Like its action, this game's dialogue and characters are very base. The colloquialism divinely adheres from words such as "fuck," "shit" and "dick." Just check out the video below and see for yourself! 


Awesome, right? 

While many may find Grayson Hunt and his band of merry pirates immature, the language of Bulletstorm falls back to the concept of rawness. The brutality of skillshots and its shades of violence are meant to reverberate the basic shooter. The vulgarity of this title, on the same lines, reflects contemporary societal standards of vocabulary.

In an era past post-modernism, there are fewer and fewer original niches narratives can exploit. Simply put: audiences everywhere think they have already seen and heard everything. So, what is the consequence of including a shit-storm's worth of f-bombs and dick jokes? The answer is simply comedy. 

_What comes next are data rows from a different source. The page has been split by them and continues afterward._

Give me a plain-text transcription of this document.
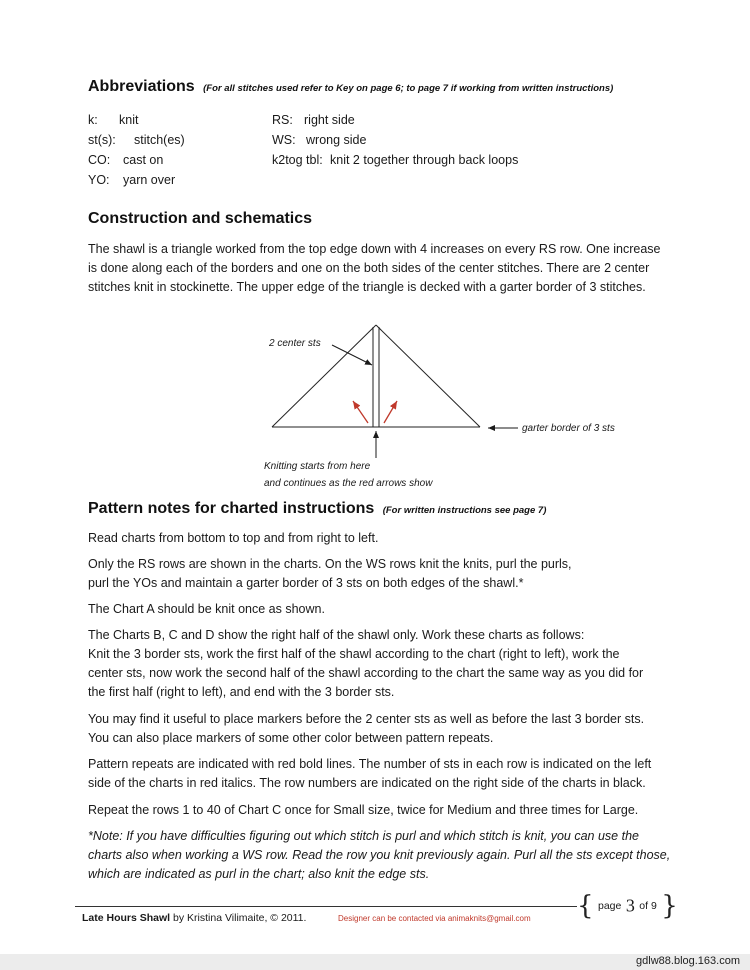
Abbreviations (For all stitches used refer to Key on page 6; to page 7 if working from written instructions)
k: knit
st(s): stitch(es)
CO: cast on
YO: yarn over
RS: right side
WS: wrong side
k2tog tbl: knit 2 together through back loops
Construction and schematics
The shawl is a triangle worked from the top edge down with 4 increases on every RS row. One increase
is done along each of the borders and one on the both sides of the center stitches. There are 2 center
stitches knit in stockinette. The upper edge of the triangle is decked with a garter border of 3 stitches.
2 center sts
garter border of 3 sts
Knitting starts from here
and continues as the red arrows show
Pattern notes for charted instructions (For written instructions see page 7)
Read charts from bottom to top and from right to left.
Only the RS rows are shown in the charts. On the WS rows knit the knits, purl the purls,
purl the YOs and maintain a garter border of 3 sts on both edges of the shawl.*
The Chart A should be knit once as shown.
The Charts B, C and D show the right half of the shawl only. Work these charts as follows:
Knit the 3 border sts, work the first half of the shawl according to the chart (right to left), work the
center sts, now work the second half of the shawl according to the chart the same way as you did for
the first half (right to left), and end with the 3 border sts.
You may find it useful to place markers before the 2 center sts as well as before the last 3 border sts.
You can also place markers of some other color between pattern repeats.
Pattern repeats are indicated with red bold lines. The number of sts in each row is indicated on the left
side of the charts in red italics. The row numbers are indicated on the right side of the charts in black.
Repeat the rows 1 to 40 of Chart C once for Small size, twice for Medium and three times for Large.
*Note: If you have difficulties figuring out which stitch is purl and which stitch is knit, you can use the
charts also when working a WS row. Read the row you knit previously again. Purl all the sts except those,
which are indicated as purl in the chart; also knit the edge sts.
Late Hours Shawl by Kristina Vilimaite, © 2011.	Designer can be contacted via animaknits@gmail.com { page 3 of 9 }
gdlw88.blog.163.com
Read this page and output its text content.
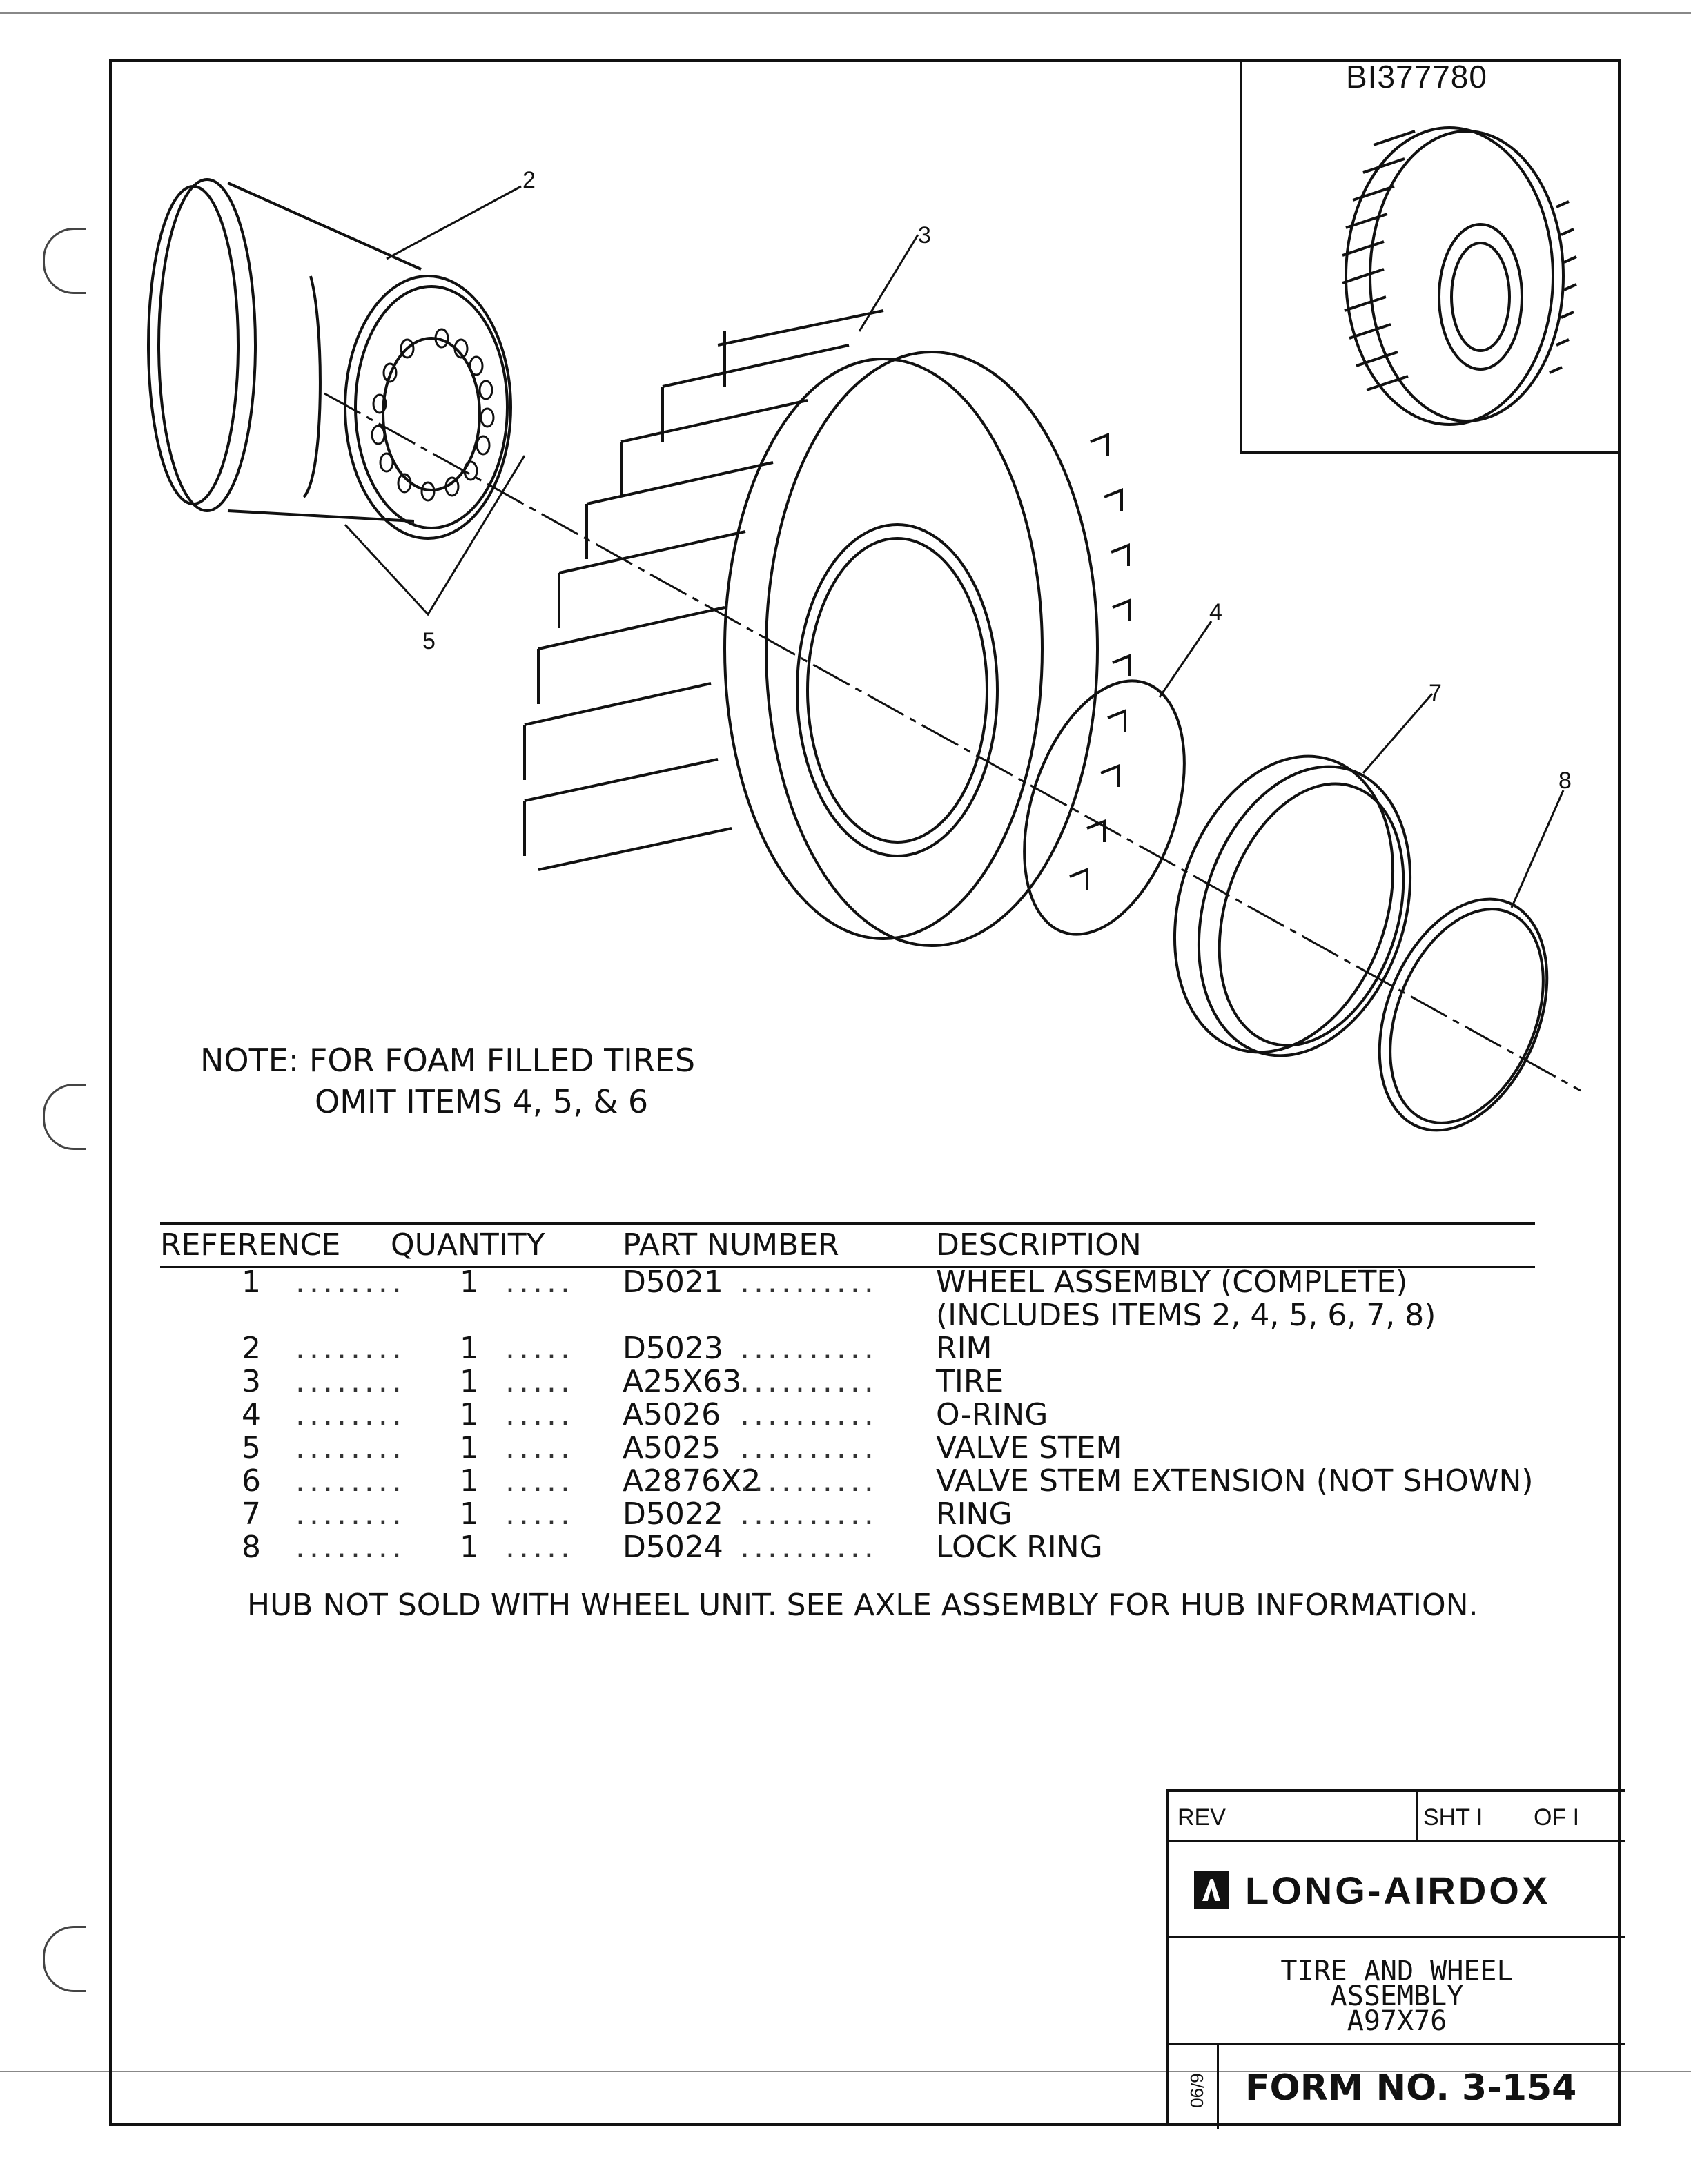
BI377780
2
3
5
4
7
8
NOTE: FOR FOAM FILLED TIRES
OMIT ITEMS 4, 5, & 6
REFERENCE QUANTITY	PART NUMBER	DESCRIPTION
1	1	D5021	WHEEL ASSEMBLY (COMPLETE)
........	.....	..........
(INCLUDES ITEMS 2, 4, 5, 6, 7, 8)
2	1	D5023	RIM
........	.....	..........
3	1	A25X63	TIRE
........	.....	..........
4	1	A5026	O-RING
........	.....	..........
5	1	A5025	VALVE STEM
........	.....	..........
6	1	A2876X2	VALVE STEM EXTENSION (NOT SHOWN)
........	.....	..........
7	1	D5022	RING
........	.....	..........
8	1	D5024	LOCK RING
........	.....	..........
HUB NOT SOLD WITH WHEEL UNIT. SEE AXLE ASSEMBLY FOR HUB INFORMATION.
REV	SHT I OF I
LONG-AIRDOX
TIRE AND WHEEL
ASSEMBLY
A97X76
6/90 FORM NO. 3-154
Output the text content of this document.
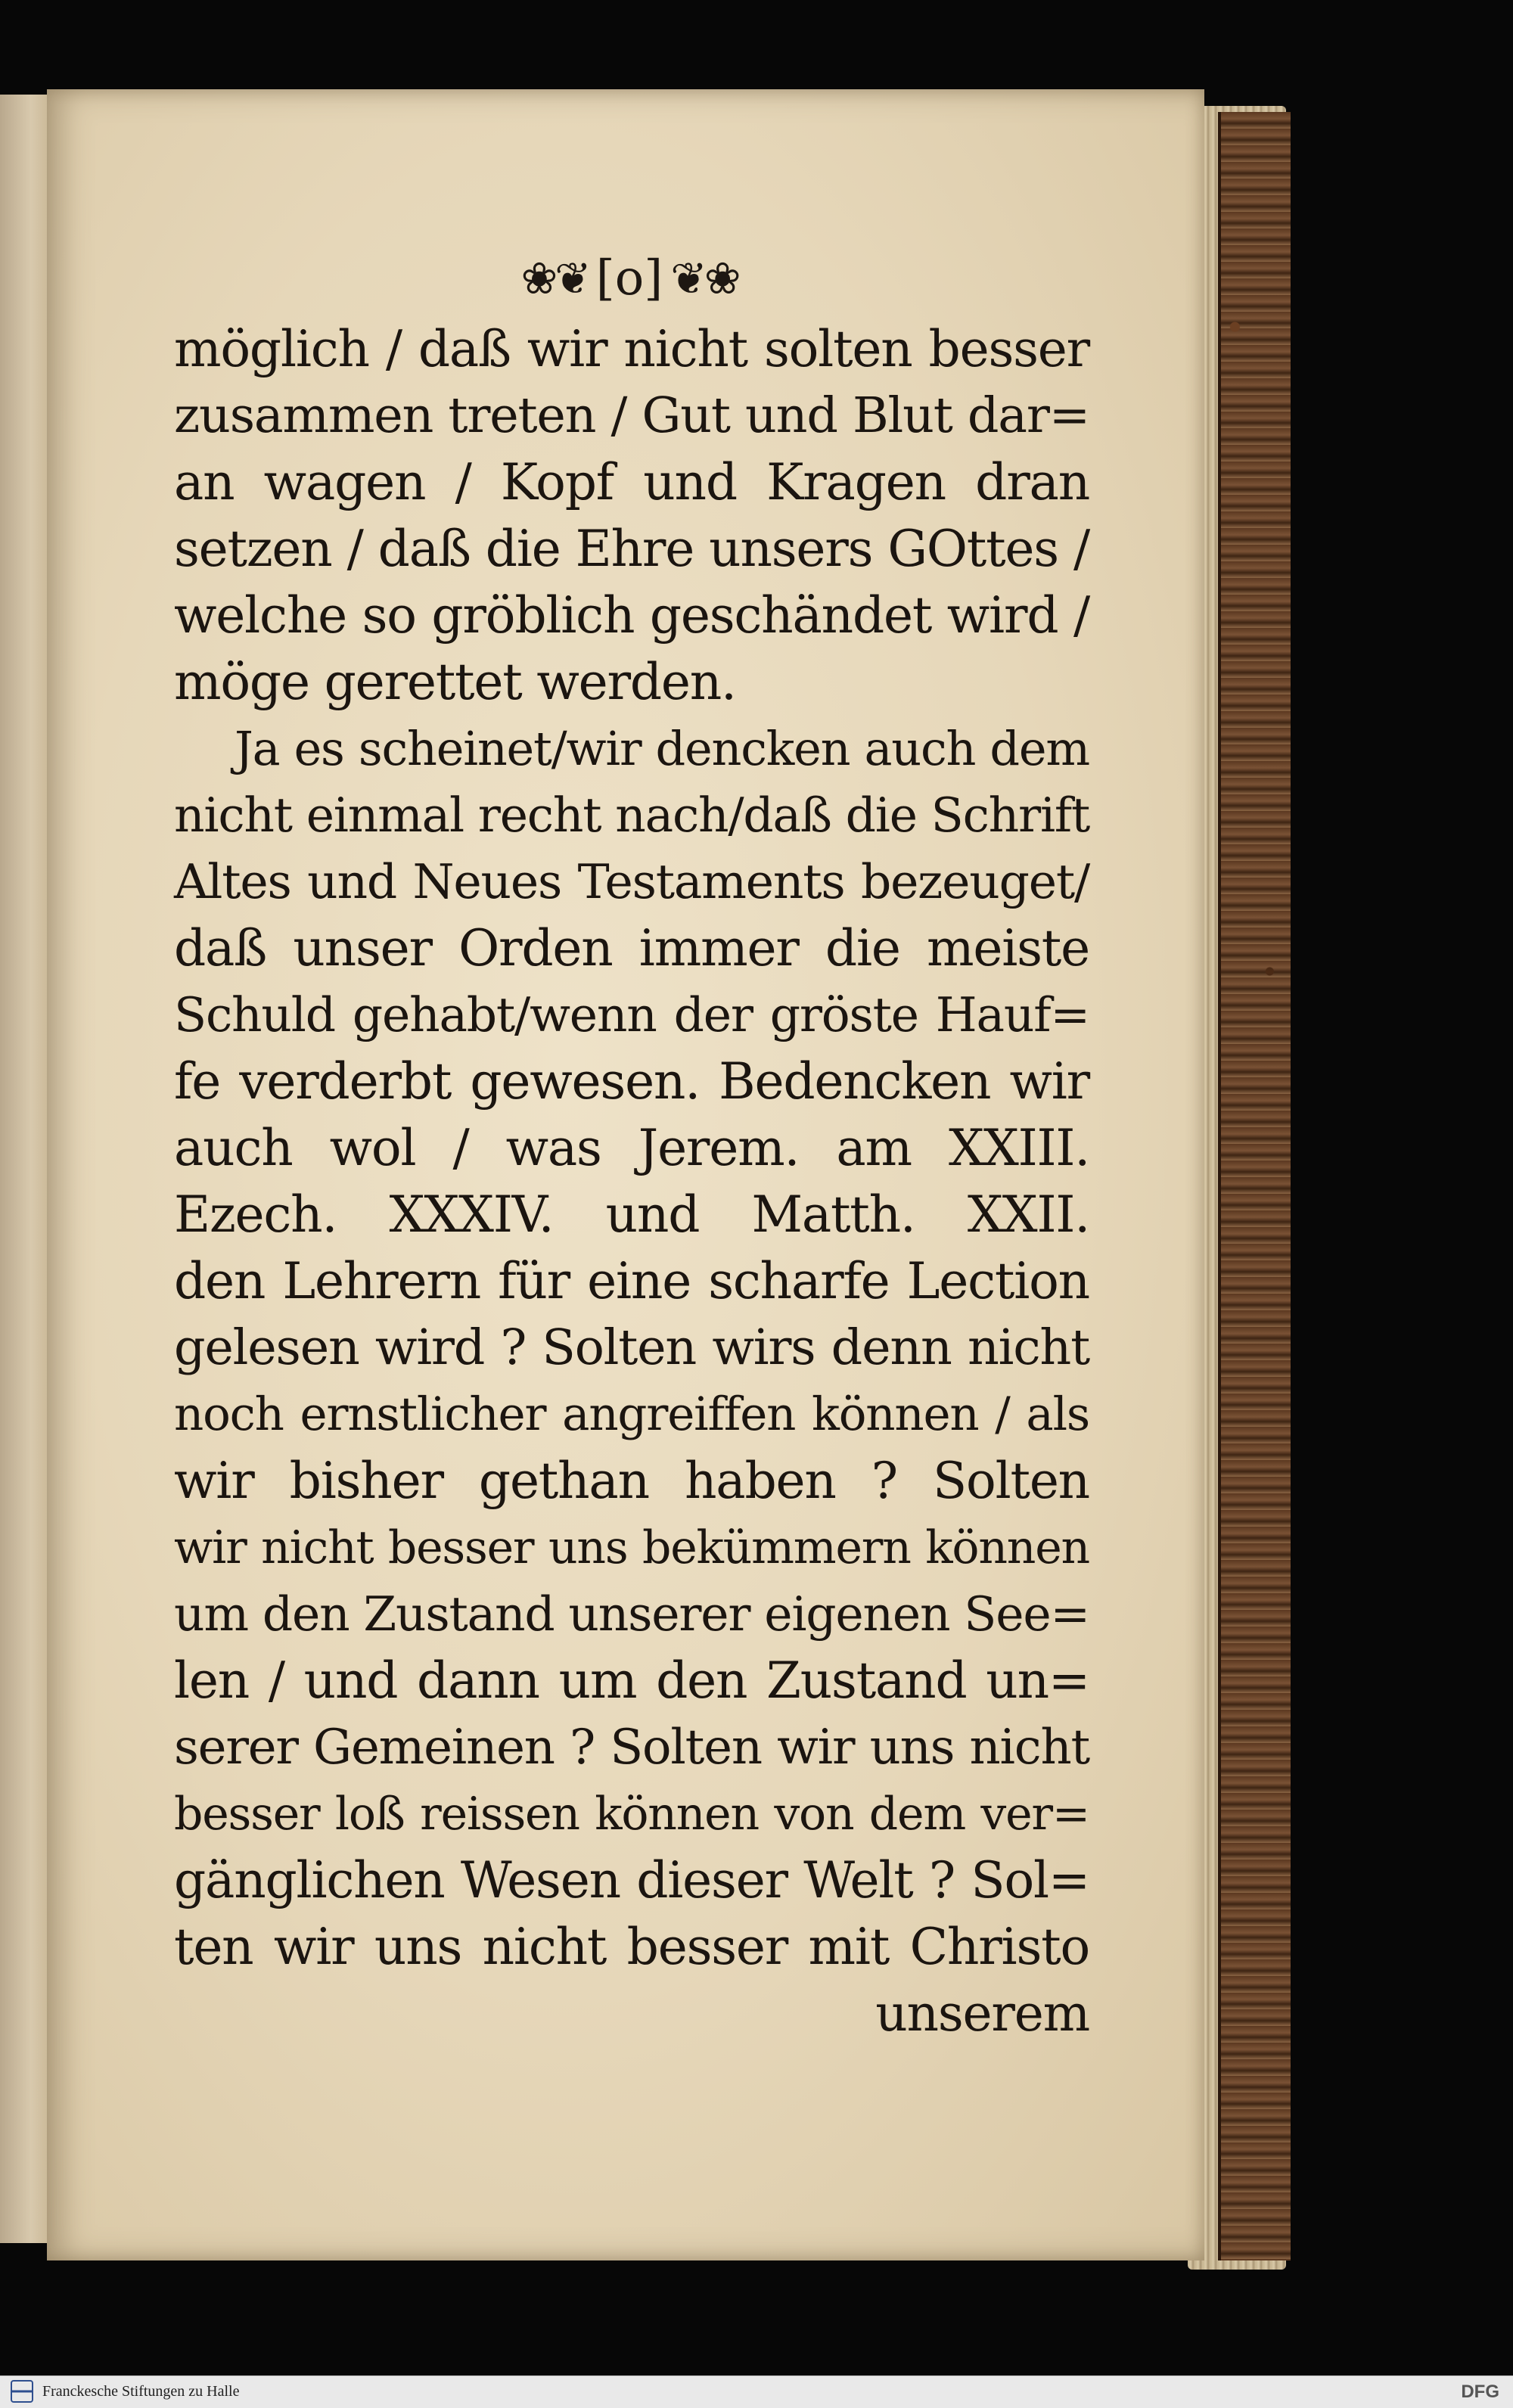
❀❦ [o] ❦❀
möglich / daß wir nicht solten besser
zusammen treten / Gut und Blut dar=
an wagen / Kopf und Kragen dran
setzen / daß die Ehre unsers GOttes /
welche so gröblich geschändet wird /
möge gerettet werden.
Ja es scheinet/wir dencken auch dem
nicht einmal recht nach/daß die Schrift
Altes und Neues Testaments bezeuget/
daß unser Orden immer die meiste
Schuld gehabt/wenn der gröste Hauf=
fe verderbt gewesen. Bedencken wir
auch wol / was Jerem. am XXIII.
Ezech. XXXIV. und Matth. XXII.
den Lehrern für eine scharfe Lection
gelesen wird ? Solten wirs denn nicht
noch ernstlicher angreiffen können / als
wir bisher gethan haben ? Solten
wir nicht besser uns bekümmern können
um den Zustand unserer eigenen See=
len / und dann um den Zustand un=
serer Gemeinen ? Solten wir uns nicht
besser loß reissen können von dem ver=
gänglichen Wesen dieser Welt ? Sol=
ten wir uns nicht besser mit Christo
unserem
Franckesche Stiftungen zu Halle	DFG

These jokes, like the violence, communicate through fundamentally basic human aspects. Comedy revolving around sex and bowel-movements can even be traced as far back to Aristophanes and the ancient Greeks. 

"Son of a dick"
The reason such comedy persists today is because of its universality. Everyone farts, burps, takes dumps and  urinates. And because the complexity of language allows it, these everyday, hilarious functions are labeled and survive through base language.  

This universality also equalizes all classes of people. Stripped of possessions, hierarchies and ideals, humankind is homogeneous. And through this basic ideal, Bulletstorm, at its core, reflects that essence of similarities.

Its simplicity mixed with its base-language and kill-creativity brings hours of entertainment. Nonetheless, it follows a basic system of call and response: you fire a gun and the enemies skulls shatter upon impact.

 Again, the cadence of language and the cacophony of battle stirs up the basest pleasures in a medium that sometimes attempts to complicate the concept of fun. 

Bulletstorm's facet of minimalism reflects older games such as Super Mario Brothers and even Pong. While it is far more technologically advanced than the latter titles, its entertainment-value feeds off the same nuances that make simplicity so good. This title didn't make promises to be something that it wasn't. Bulletstorm is simply a shooter basked in blood and fun.